Nana de la agonía

ABC
Alberto García Reyes

Cuánto miedo a la muerte y al final, cuando llega, pasa rauda y salvaje. En este pasillo del hospital por el que trato de llegar hasta la versión más abusiva de ella huele a plastilina. Las cabezas rapadas a medio metro de altura abocetan un paisaje acerbo. La vista escuece. Pesan los pies. Las dudas, que siempre son oportunistas, se engríen. He entrado con la intención de ayudar y estoy pidiendo auxilio. Ahí fuera, en cualquier calle, en cualquier rutina, el sintonizador de la vida nos busca problemas asequibles, contratiempos de ocasión, gangas de insomnios. Politiqueos baratos que disfrazamos de cataclismos. Pero aquí dentro el dial pierde todos los canales dedicados a estas hecatombes cotidianas y sólo se escucha de fondo el ruido de la fiebre acre, esa interferencia que no da jaqueca, sino dolor de esperanza. Cada mirada de cualquiera de esos niños me excoria el alma, me arranca la fe a jirones. Me hago preguntas caóticas mientras procuro simular sonrisas inútiles. Entre las pocas cosas que han tenido tiempo de aprender, una de ellas es que la simpatía forzada es un acto de soberbia. Al despreciar mis carantoñas están denunciando mi arrogancia. Esos chiquillos no necesitan la conmiseración de un voluntario que quiere lavarse la conciencia con sus pañuelos. Necesitan gente que les ayude a asumir su destino. Ellos no piden cenas benéficas con música para recaudar fondos. Reclaman oídos que colecten sus ayes. Están hartos de ver entrar por ese pasillo a personas que quieren curarse sus remordimientos, falsos salvadores que sólo acuden a ese drama para salvarse, no para salvar.

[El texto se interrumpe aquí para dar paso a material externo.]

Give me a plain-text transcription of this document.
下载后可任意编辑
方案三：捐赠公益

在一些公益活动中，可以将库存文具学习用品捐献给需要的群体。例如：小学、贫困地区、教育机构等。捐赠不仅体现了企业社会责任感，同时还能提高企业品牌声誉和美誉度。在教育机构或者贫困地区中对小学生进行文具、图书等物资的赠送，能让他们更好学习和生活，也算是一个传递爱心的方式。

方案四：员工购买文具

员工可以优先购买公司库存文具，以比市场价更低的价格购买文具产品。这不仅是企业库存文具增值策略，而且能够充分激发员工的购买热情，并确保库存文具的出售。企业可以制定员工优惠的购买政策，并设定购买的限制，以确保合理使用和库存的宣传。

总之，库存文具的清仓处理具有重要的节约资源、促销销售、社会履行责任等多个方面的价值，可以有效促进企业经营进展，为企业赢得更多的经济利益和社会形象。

Al fondo, junto a su madre, que tiene ese techo por cielo desde que ella nació, una niña famélica agoniza. Tiene seis años. Dura ya casi dos más de lo esperado. El cáncer ha concomido su futuro. Ha evaporado sus incisivos ojos verdes, sus dientes de leche, sus manos inocentes. Ese dolor del demonio que habita en sus tuétanos desde que ella se conoce ha difuminado incluso su muerte. Todas mis incertidumbres se agigantan ante ese duelo anticipado en el que ninguna de las dos puede ya ni llorar. Lo han perdido todo, hasta las lágrimas, que a mí se me agolpan en las palmas de mis manos mientras intento taponar la hemorragia de escepticismo que me está dejando vacío por los párpados, porque estoy deseando una muerte, y que me ha traído corriendo hasta este rincón de papel en el que suelo hablar de nimiedades. Me equivoqué. Yo allí no pintaba nada. Donde yo puedo ayudarles es aquí, en esta frágil columna sin adornos que sostiene mis creencias. Aquí puedo exclamar, por si hay alguien al otro lado de mis palabras, que esos niños a los que les duele la esperanza, esos ángeles que dormitan en su hospital más cercano nos aturden con un interrogante decisivo. ¿Por qué? Por si sirve de ayuda, me respondo con esta nana de la agonía que tarareo al pie de una cama: porque algunas personas, las mejores sin duda, aman más rápido que otras.

Gracias por la lección y duérmete ya, preciosa. Descansa, que ahora empieza todo.